In the present article, we attempted to elaborate on the spectrum of risk variants and genes identified in different ways and their possible relationship to COVID-19 severity and/or mortality. We investigated the frequencies of these variants and evaluated their possible role using a cohort of 27 Slovak patients who have died of COVID-19. In our previous studies, we described the re-use of the data from NIPT for genome-scale population-specific frequency determination of small DNA variants [45], CNVs [46], and variants associated with colorectal cancer and Lynch syndrome [47]. Therefore, we assumed that NIPT data can be utilized as a control group in this population study of COVID-19. As a second control group, we chose genetic data of NFE, which contains a total of 125,748 exomes and 71,702 genomes. To our knowledge, the present study is the first population analysis of COVID-19 variants worldwide and also in the Slovak population that provides different approaches to the analysis of genetic variants in WES data from patients who have died of COVID-19.
Over the past two years, GWAS has offered the opportunity to uncover genetic susceptibility factors for COVID-19 disease and provide insights into the biological basis of SARS-CoV-2 etiology. To date, a large number of risk genetic variants and genes have been identified by the GWAS approach, which has been intimately connected to the COVID-19 susceptibility and severity [32–35, 48]. However, after merging all identified risk COVID-19 variants from GWAS Catalog with our WES data of dead patients, we identified only 3 common variants - a missense variant rs11147040, synonymous variant rs72472161, and coding sequence variant rs8176719. Other identified variants belonged to the intron, non-coding, and UTR variants group. Due to this limitation, we have found that risk variants from the GWAS Catalog are not useful for analyzing and comparing our data obtained from WES.

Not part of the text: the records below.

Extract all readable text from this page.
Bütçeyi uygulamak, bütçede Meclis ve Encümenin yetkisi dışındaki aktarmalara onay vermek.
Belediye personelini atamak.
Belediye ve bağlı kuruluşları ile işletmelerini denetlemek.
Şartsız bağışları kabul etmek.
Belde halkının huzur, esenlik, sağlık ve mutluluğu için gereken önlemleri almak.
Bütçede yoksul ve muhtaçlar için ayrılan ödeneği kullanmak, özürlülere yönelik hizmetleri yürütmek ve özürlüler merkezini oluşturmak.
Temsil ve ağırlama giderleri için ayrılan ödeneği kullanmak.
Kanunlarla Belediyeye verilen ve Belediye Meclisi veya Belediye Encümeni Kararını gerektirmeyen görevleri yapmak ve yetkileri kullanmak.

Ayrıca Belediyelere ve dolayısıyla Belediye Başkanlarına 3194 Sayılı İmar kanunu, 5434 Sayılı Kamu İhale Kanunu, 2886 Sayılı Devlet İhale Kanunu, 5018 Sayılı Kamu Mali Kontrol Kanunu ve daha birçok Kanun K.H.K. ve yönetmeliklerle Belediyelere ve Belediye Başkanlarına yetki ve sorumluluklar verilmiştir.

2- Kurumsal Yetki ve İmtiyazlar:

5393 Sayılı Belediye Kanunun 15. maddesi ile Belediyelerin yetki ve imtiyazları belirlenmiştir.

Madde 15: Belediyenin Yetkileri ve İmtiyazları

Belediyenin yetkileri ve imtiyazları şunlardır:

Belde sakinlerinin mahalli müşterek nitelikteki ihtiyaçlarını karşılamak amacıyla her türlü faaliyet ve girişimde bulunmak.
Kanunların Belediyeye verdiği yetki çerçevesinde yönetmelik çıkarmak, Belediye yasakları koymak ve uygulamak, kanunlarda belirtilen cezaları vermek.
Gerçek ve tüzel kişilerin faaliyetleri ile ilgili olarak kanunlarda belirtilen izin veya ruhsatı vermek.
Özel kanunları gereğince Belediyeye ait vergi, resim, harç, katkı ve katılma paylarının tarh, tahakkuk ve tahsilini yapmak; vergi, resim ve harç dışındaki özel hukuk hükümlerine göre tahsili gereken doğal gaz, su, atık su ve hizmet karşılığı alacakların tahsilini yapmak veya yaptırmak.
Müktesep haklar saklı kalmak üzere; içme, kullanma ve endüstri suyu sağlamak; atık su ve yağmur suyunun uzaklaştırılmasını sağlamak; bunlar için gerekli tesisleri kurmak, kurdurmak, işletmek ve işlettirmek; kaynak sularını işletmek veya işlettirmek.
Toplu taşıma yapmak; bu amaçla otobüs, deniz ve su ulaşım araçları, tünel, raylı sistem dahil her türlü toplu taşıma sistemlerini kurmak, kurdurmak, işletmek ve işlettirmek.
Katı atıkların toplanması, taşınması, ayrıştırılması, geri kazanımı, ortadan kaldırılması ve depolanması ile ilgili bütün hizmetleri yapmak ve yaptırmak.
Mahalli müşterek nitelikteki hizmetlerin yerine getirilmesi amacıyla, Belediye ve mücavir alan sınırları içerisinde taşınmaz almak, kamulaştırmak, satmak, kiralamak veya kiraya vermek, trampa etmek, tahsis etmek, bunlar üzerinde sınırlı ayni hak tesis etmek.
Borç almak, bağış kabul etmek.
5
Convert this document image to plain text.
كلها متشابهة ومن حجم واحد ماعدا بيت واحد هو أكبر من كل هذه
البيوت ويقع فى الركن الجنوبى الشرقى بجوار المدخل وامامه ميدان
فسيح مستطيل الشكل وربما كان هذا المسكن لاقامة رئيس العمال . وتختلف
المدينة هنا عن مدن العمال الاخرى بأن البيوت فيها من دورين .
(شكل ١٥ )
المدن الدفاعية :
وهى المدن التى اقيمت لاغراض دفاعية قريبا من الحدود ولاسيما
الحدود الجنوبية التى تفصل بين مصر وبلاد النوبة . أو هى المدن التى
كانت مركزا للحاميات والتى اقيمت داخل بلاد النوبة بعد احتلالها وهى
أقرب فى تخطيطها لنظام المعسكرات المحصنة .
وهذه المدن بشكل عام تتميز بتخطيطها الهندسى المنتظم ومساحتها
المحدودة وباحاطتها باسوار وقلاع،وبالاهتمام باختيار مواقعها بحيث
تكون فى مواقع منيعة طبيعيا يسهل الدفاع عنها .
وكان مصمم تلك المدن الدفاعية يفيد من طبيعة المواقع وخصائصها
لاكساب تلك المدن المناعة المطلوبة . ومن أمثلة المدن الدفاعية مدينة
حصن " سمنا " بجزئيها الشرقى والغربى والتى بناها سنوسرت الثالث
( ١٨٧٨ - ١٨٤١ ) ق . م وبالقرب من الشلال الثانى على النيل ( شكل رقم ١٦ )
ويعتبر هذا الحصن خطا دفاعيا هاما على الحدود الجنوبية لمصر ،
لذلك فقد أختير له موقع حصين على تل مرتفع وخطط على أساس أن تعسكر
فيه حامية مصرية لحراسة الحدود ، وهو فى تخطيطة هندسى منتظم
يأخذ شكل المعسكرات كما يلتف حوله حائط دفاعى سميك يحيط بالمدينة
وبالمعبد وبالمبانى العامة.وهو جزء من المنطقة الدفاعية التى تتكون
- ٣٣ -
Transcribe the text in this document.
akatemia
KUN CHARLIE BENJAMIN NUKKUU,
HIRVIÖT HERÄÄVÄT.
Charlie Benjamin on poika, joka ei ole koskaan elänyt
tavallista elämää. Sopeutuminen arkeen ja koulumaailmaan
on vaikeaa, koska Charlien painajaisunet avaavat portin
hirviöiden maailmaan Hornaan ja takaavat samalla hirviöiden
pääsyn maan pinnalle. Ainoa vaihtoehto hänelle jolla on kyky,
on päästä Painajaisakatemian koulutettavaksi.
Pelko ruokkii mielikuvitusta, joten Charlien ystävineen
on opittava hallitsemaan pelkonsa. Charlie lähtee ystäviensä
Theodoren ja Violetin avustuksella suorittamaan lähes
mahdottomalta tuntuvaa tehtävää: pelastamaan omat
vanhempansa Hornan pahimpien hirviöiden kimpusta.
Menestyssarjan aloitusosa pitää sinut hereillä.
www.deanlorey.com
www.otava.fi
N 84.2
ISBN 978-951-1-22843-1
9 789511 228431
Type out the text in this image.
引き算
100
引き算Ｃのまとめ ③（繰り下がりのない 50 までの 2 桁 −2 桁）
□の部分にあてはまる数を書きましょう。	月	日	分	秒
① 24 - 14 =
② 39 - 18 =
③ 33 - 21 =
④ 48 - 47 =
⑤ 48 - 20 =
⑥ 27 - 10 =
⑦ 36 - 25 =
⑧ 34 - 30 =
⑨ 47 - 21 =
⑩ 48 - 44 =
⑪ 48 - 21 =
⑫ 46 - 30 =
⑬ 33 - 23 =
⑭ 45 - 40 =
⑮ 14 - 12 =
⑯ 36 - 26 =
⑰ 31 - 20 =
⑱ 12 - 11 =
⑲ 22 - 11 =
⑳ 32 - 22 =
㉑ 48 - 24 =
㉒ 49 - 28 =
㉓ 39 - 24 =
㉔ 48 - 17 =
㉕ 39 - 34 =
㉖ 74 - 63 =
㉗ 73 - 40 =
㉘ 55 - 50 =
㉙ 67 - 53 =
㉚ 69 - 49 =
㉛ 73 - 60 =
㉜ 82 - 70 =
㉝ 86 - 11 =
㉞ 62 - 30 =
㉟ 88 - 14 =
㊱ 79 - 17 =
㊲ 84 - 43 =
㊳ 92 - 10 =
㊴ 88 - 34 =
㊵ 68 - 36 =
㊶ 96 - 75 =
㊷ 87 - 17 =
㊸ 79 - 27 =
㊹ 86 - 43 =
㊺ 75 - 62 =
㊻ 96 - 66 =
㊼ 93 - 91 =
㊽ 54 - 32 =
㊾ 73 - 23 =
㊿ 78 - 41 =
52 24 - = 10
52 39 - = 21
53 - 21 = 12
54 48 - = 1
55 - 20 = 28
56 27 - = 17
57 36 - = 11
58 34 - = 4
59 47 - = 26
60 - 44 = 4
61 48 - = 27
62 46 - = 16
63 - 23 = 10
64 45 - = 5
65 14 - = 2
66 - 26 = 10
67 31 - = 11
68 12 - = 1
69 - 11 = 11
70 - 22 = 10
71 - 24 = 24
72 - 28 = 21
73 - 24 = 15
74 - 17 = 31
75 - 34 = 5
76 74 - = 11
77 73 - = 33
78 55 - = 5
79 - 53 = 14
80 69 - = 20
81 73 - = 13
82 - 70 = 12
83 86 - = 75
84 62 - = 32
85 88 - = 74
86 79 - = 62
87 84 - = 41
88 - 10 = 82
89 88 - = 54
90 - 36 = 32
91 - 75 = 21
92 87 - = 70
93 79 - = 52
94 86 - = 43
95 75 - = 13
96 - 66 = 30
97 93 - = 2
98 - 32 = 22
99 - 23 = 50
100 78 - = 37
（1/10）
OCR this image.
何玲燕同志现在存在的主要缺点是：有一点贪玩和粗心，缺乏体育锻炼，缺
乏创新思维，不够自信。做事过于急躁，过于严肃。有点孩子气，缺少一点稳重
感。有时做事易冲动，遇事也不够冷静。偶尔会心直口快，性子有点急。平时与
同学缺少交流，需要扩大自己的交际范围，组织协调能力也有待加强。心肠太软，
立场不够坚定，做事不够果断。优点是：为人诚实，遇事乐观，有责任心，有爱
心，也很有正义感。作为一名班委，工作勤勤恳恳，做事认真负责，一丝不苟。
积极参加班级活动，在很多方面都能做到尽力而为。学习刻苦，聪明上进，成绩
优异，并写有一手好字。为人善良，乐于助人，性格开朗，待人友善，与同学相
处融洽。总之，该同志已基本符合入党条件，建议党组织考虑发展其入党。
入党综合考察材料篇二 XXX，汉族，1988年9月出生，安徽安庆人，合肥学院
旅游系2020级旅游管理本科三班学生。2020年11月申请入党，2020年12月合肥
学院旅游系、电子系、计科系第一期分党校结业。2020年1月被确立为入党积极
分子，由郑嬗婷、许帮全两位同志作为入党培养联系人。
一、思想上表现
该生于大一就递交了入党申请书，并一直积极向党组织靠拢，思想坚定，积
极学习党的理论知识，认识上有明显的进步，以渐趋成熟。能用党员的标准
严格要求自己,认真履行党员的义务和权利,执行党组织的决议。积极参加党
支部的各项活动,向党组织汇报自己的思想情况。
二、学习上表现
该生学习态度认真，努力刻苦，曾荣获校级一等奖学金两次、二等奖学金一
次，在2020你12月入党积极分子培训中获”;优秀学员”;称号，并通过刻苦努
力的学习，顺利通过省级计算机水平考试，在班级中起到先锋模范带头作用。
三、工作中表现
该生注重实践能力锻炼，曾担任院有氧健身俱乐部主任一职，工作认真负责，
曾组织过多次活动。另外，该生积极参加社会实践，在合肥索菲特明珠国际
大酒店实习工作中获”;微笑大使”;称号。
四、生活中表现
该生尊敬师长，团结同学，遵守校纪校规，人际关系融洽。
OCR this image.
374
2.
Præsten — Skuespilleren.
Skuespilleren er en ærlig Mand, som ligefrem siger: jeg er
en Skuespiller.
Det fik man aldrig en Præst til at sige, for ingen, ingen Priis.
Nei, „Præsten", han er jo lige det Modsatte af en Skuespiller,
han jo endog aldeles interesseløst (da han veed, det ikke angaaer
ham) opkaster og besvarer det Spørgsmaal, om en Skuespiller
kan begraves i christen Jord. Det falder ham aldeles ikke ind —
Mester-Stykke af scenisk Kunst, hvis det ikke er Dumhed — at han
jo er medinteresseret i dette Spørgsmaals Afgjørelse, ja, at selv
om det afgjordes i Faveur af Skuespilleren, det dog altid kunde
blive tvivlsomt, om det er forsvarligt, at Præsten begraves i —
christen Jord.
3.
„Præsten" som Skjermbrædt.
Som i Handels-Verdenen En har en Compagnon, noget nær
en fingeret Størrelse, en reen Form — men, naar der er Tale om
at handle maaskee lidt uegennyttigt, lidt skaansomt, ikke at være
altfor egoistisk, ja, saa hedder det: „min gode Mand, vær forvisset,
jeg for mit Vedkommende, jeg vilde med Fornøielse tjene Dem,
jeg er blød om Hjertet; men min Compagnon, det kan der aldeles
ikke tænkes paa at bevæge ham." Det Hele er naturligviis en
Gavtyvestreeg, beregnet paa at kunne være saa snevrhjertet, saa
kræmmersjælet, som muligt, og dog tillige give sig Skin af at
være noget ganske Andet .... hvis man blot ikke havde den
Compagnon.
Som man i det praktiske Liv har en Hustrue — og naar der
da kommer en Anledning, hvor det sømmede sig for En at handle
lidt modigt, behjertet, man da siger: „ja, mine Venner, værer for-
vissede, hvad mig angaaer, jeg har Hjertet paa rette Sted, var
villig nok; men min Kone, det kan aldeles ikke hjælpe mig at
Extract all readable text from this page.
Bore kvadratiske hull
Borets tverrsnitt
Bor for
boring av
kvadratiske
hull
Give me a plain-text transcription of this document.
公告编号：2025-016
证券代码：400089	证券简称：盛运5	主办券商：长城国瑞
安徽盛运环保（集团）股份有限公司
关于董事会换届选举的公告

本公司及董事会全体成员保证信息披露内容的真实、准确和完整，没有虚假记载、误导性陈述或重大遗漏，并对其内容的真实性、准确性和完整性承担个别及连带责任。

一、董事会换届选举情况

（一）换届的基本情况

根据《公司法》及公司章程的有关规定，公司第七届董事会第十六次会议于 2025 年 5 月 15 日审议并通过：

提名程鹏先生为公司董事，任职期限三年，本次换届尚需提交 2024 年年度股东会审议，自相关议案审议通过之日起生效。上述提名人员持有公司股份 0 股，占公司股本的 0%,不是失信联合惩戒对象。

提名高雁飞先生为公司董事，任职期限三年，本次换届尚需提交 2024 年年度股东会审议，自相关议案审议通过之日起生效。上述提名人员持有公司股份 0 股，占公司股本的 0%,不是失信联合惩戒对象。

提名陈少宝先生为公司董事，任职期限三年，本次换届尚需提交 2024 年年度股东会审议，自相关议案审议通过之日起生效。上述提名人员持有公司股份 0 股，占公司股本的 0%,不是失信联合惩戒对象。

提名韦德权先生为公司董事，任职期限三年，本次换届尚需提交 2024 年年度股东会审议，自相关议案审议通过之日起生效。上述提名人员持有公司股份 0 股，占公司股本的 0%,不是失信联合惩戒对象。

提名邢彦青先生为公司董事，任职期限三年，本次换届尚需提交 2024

In 2021, a large consortium organized highly expected studies published last year. The COVID-19 HGI presented results from three genome‐wide association meta‐analyses of up to 49,562 COVID‐19 patients from 46 studies across 19 countries [49]. They reported 13 genome‐wide significant loci. The 3p21.31 region seemed to be associated with infection susceptibility, which was also confirmed in study by Ellinghaus et al. This study also confirmed a potential involvement of the ABO blood-group system [32]. Similar results were also found in a study conducted by 23andMe company using their biobank. After the Bonferroni correction in the analysis of COVID-19 missense risk variants conducted by the COVID-19 HGI Browser, we identified 5 variants with a significantly different representation; a missense variant rs3130984 located in the CDSN gene and four variants (rs8176747, rs8176746, rs8176743, and rs7853989) all located in the ABO gene. Two missense variants, rs8176747 and rs8176746, were found in the comparison between WES and NFE data in the C2 HGI group and the B group in the analysis by literature search. Recently, GWAS found COVID-19-association signal at locus 9q34.2 coincident with the ABO-blood group (rs8176747, rs41302905, rs8176719) in Italian and Spanish severe COVID-19 patients with respiratory failure [32, 50]. Another study published a genetic hypothesis on the role of RAS-pathway genes (ACE1 and ACE2) and ABO-locus (rs495828, rs8176746) in COVID-19 prognosis, suspecting inherited genetic predispositions to be predictive of COVID-19 severity [51].
Since 2017, the QIAGEN Clinical Insight (QCI™) Analyze software has offered itself as an integrated clinical decision support solution for the annotation, interpretation and reporting of NGS data. QCI seeks to extract clinical significance and actionability from sequencing data [52]. After a literature search of studies using QIAGEN Clinical Insight (QCI™) Analyze software, we found only a few studies, mainly focused on cancer research [52–54]. As we expected, a comparison of the QCI results showed an overlap in the number of risk variants found in the QCI critical group with the variants in groups B. and C., publications associated with the severity and mortality of COVID-19. However, we did not identify any overlap with group A.; the publication included cellular host factors for SARS-CoV-2 infection. In the B1 HGI group, no overlap was found in the number of variants with the QCI infection and critical group, which may be due to the relatively small number of missense variants found (only 13 risk variants). In the C2 HGI group, we expected to overlap with both groups, but we only identified with the QCI critical group. Although using QIAGEN Clinical Insight (QCI ™) Analyze software requires further optimization, this software may be a promising diagnostic, prognostic, or predictive tool in future research of COVID-19.
Our study has several key shortcomings. First, although we used different approaches to analyze WES data of patients who died of COVID-19, we were able to identify only 10 risk variants with significant difference (after Bonferroni correction) in allele distribution of WES data and data of Slovak NIPT and NFE. Next, the sample size of dead patients was relatively small. Moreover, data from NIPT are strongly biased towards the healthy population of females. It should also be noted that the total number of analyzed risk variants identified by COVID-19 HGI was also relatively small as we focused only on missense variants. We focused on missense variants to identify as many risk variants as possible since most of the identified variants from HGI belonged to the group of non-coding, which in GWAS analysis proved to be useless for the analysis of our WES data.